Given the basic pre-conditions for attracting foreign investors, governments may have to promote their countries in international investment markets and target their promotion to particular home countries or TNCs.

In responding to market forces, foreign investors would focus on activities that exploit a host country's given competitive advantage rather than those that could be developed with some additional effort. The upgrading of investment activities would thus await accumulation of production factors and reflection of this in relative factor prices. And countries with high wages and rising stocks of capital may not attract complex and high-skill industrial investments.

Intervention could be used to promote upgrading of TNC activities from simple, labour-intensive and low-technology to more complex and demanding ones, by guiding foreign entry or providing strong incentives. International could also be needed to deepen technological activities in host countries - from those needed for final assembly and processing to those needed for adaptation, design, development and finally innovation.

Such intervention may involve inducing TNCs to strengthen local technology activities, to establish closer links with local technology institutions and to set up in-house research and development activities or to strengthen the base of local supplier firms, technical skills and technology institutions or a mixture of both.

This, Lall stresses, is not merely a hypothetical policy issue. It guided policy makers in East Asia where the need for selective and other intervention to promote industrialization was widely recognized.

Each government perceived different policy needs in line with its own strategy, identifying different market failures and adopting different solutions. Some chose to intervene very little either in the entry or subsequent activities of the TNCs. Some chose to rely heavily on FDI but intervene in TNC operations. And some chose to reduce reliance on FDI and intervene extensively to promote local enterprise and indigenous technological capabilities. All this took place in a common setting of strong export-orientation, private-sector primacy, well managed and strong capable governments.

Explaining the varying strategies followed by Hong Kong, South Korea, Taiwan and Singapore, Lall points out that laissez-faire policies to FDI were not the norm in East Asia, and there were sound economic reasons for the kinds of intervention in investment flows.

These may or may not have involved restricting TNC entry - the normal sense in which FDI interventions are regarded. But they always required functional intervention to strengthen basic factor markets and institutions, in order to upgrade competitiveness and quality of FDI. This was the kind of intervention that Hong Kong pursued.

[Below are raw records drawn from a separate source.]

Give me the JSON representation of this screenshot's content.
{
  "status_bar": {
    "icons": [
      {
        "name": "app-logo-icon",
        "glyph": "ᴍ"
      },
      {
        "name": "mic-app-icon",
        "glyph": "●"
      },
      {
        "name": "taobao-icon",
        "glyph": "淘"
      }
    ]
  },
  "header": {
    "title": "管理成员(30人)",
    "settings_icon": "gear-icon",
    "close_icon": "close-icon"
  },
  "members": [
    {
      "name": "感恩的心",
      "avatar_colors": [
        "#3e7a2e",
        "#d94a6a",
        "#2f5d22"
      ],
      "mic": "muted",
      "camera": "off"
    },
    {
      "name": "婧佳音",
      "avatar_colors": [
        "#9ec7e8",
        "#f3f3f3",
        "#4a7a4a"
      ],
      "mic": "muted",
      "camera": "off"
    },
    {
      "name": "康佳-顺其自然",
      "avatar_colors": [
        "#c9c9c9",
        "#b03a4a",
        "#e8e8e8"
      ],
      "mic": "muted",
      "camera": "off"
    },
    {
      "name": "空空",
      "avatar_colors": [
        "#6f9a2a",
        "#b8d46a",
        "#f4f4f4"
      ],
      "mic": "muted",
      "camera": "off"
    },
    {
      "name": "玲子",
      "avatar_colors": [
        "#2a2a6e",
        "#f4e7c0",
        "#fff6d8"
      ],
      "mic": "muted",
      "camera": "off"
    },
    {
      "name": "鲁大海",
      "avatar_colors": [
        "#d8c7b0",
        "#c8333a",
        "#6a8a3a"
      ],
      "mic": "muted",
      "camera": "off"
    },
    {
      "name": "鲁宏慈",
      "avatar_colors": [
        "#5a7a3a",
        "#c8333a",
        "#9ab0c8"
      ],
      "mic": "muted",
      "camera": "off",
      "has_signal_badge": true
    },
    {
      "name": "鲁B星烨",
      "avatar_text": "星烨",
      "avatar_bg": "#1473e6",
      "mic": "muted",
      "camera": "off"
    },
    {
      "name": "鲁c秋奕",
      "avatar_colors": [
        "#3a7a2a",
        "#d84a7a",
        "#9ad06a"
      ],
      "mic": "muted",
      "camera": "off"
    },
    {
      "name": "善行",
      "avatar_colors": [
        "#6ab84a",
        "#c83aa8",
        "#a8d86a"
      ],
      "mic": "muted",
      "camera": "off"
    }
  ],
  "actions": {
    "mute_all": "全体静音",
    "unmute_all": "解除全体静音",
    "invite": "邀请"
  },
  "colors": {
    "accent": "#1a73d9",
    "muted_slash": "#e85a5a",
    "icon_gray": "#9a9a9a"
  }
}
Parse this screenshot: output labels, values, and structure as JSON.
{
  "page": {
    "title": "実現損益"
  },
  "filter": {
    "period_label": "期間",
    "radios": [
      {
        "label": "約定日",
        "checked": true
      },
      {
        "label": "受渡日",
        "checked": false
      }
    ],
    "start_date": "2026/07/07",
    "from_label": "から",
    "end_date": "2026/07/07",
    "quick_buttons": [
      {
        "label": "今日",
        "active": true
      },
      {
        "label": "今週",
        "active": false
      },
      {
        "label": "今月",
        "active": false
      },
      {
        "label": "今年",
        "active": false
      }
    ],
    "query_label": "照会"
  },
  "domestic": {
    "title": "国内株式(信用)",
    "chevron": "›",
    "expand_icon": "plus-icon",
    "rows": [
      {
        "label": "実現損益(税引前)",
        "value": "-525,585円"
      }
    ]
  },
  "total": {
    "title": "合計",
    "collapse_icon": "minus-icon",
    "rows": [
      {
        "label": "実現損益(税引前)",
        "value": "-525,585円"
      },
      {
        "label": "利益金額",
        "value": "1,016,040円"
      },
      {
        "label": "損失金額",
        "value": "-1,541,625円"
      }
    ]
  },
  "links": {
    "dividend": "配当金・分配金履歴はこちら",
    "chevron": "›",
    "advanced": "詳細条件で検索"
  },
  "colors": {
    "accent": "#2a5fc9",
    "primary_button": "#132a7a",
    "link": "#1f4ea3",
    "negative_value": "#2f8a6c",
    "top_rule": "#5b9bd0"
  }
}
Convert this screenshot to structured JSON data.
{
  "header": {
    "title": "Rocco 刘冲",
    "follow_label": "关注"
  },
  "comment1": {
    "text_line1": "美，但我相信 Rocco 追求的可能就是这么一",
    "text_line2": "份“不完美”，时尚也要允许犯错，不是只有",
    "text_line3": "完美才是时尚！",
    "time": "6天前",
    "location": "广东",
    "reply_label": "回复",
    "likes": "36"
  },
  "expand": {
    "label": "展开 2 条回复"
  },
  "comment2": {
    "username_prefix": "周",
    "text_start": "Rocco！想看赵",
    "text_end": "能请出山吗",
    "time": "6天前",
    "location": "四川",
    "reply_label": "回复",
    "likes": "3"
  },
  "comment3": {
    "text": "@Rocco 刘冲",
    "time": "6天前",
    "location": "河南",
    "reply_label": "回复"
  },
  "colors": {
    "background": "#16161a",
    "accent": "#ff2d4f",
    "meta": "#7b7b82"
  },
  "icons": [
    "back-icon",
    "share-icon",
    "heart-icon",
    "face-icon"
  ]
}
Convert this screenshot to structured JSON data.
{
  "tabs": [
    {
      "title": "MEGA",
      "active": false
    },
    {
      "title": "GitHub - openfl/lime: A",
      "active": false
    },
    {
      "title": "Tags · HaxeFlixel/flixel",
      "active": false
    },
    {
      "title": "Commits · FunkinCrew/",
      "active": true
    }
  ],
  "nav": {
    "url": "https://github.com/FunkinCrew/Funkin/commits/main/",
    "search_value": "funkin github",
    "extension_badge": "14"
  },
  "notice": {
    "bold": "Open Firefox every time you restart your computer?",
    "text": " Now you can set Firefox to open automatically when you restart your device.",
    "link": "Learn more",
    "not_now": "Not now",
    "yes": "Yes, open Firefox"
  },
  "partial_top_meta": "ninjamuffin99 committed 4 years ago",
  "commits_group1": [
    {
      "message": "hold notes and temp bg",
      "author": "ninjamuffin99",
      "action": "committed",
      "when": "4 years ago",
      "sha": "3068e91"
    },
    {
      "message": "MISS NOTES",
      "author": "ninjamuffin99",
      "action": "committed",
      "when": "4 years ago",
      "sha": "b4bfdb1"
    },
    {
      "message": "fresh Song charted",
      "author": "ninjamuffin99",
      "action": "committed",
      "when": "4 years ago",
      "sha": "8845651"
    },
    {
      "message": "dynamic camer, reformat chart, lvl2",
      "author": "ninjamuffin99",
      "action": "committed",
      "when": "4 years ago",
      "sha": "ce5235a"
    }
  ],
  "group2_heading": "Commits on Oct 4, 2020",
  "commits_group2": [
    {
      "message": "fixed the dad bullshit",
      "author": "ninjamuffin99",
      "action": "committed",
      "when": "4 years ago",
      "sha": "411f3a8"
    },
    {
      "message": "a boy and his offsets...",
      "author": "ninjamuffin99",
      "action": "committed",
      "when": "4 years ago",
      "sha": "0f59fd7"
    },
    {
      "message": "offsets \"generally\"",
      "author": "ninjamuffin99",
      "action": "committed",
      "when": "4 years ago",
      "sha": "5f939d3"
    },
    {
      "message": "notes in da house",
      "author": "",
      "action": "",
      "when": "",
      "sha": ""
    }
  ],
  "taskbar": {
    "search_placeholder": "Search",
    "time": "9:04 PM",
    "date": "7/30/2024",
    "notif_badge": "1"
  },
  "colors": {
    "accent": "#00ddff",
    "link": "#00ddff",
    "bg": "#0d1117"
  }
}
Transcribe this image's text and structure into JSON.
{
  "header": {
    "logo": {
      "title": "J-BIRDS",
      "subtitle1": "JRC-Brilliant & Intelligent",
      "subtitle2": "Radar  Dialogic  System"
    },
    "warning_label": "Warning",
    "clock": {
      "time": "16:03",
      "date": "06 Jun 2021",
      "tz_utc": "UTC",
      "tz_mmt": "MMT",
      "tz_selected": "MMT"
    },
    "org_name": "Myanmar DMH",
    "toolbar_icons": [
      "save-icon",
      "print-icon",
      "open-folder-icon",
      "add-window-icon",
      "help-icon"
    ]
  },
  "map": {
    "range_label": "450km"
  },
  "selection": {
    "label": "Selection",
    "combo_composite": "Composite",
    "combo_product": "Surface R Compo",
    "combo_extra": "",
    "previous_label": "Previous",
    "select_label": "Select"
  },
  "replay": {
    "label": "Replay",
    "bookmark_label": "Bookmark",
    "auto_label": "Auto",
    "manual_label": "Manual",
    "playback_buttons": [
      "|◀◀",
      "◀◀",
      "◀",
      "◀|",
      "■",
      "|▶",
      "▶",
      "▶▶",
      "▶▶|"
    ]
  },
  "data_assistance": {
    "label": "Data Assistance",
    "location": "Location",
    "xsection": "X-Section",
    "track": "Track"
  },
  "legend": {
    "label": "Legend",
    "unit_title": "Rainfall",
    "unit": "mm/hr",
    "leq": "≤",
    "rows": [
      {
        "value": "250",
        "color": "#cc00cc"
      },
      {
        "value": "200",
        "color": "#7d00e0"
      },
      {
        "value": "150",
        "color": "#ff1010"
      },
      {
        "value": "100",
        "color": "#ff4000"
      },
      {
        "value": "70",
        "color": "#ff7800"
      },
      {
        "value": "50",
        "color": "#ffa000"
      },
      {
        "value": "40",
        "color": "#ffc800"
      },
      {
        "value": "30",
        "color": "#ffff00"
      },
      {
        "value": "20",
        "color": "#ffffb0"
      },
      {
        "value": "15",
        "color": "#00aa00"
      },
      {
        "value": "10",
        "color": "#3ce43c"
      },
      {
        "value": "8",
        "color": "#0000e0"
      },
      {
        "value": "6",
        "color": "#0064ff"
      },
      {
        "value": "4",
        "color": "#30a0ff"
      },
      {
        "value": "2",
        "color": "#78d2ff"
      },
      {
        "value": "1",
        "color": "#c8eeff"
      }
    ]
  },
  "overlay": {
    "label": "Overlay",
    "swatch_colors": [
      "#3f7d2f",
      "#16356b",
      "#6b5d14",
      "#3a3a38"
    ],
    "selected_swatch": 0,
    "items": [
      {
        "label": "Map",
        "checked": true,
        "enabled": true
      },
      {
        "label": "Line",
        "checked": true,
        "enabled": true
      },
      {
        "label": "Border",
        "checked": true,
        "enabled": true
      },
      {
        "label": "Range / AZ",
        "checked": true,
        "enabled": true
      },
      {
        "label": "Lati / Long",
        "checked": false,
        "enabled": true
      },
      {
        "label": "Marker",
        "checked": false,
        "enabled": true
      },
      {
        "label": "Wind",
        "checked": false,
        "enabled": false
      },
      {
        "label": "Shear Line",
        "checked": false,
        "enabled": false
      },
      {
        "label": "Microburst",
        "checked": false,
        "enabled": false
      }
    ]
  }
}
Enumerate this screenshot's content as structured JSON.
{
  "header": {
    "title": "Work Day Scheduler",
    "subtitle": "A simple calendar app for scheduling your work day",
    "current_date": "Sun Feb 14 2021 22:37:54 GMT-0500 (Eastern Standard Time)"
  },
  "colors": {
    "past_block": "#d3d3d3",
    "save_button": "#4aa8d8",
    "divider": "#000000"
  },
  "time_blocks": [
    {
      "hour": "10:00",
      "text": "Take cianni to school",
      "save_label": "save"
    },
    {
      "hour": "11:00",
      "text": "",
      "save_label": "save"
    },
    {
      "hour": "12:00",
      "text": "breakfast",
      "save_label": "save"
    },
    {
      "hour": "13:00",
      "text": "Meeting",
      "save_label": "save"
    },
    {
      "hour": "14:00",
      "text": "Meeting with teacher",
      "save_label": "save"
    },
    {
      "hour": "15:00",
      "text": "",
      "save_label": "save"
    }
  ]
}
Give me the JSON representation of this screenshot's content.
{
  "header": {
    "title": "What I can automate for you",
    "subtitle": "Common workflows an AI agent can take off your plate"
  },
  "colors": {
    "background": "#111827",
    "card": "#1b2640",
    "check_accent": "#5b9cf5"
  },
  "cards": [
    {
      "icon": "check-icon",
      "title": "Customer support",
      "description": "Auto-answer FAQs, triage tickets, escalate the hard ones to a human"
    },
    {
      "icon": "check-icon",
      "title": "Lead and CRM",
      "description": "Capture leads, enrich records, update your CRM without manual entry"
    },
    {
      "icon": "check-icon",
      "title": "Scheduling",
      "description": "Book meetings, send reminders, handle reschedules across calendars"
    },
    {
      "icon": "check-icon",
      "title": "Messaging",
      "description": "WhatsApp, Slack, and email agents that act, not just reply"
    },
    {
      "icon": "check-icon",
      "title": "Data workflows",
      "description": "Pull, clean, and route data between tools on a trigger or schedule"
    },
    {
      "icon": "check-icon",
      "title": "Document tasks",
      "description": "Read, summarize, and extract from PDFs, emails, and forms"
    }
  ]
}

In other economies, they entailed extensive selective interventions, aimed at upgrading technologies and technological capabilities: the "target and guide" strategy of Singapore and the "restrict and exploit" strategy of Korea and Taiwan.

Korea, with stronger ambitions to enter heavy and high-technology industry and set up its own giant firms with ownership advantages to rival those of TNCs of the developed world, mounted stronger interventions than Taiwan.

There is still considerable debate about effects of selective industrial policies in East Asia, and there remain doubts about the extent to which ability to mount such intervention is present elsewhere.

The conditions under which governments can exercise efficient intervention are not found in many developing countries. The risk of government failure is so great in some that it may be better to suffer the consequences of market failure rather than indulge in selectivity.

In such cases, governments should confine themselves to 'market friendly' interventions and entrust the custodian role to free markets in trade and investment.

"However, government capabilities are not static or given in perpetuity; they can be improved, and there are various levels of selectivity in intervention....

"As long as the development process is confronted with widespread market failures, there are good reasons that careful selective and functional interventions can speed up development. The recent swing of opinion in favour of free markets needs to be tempered with a proper consideration of the role of government. This applies to FDI as well as to other areas of industrial policy".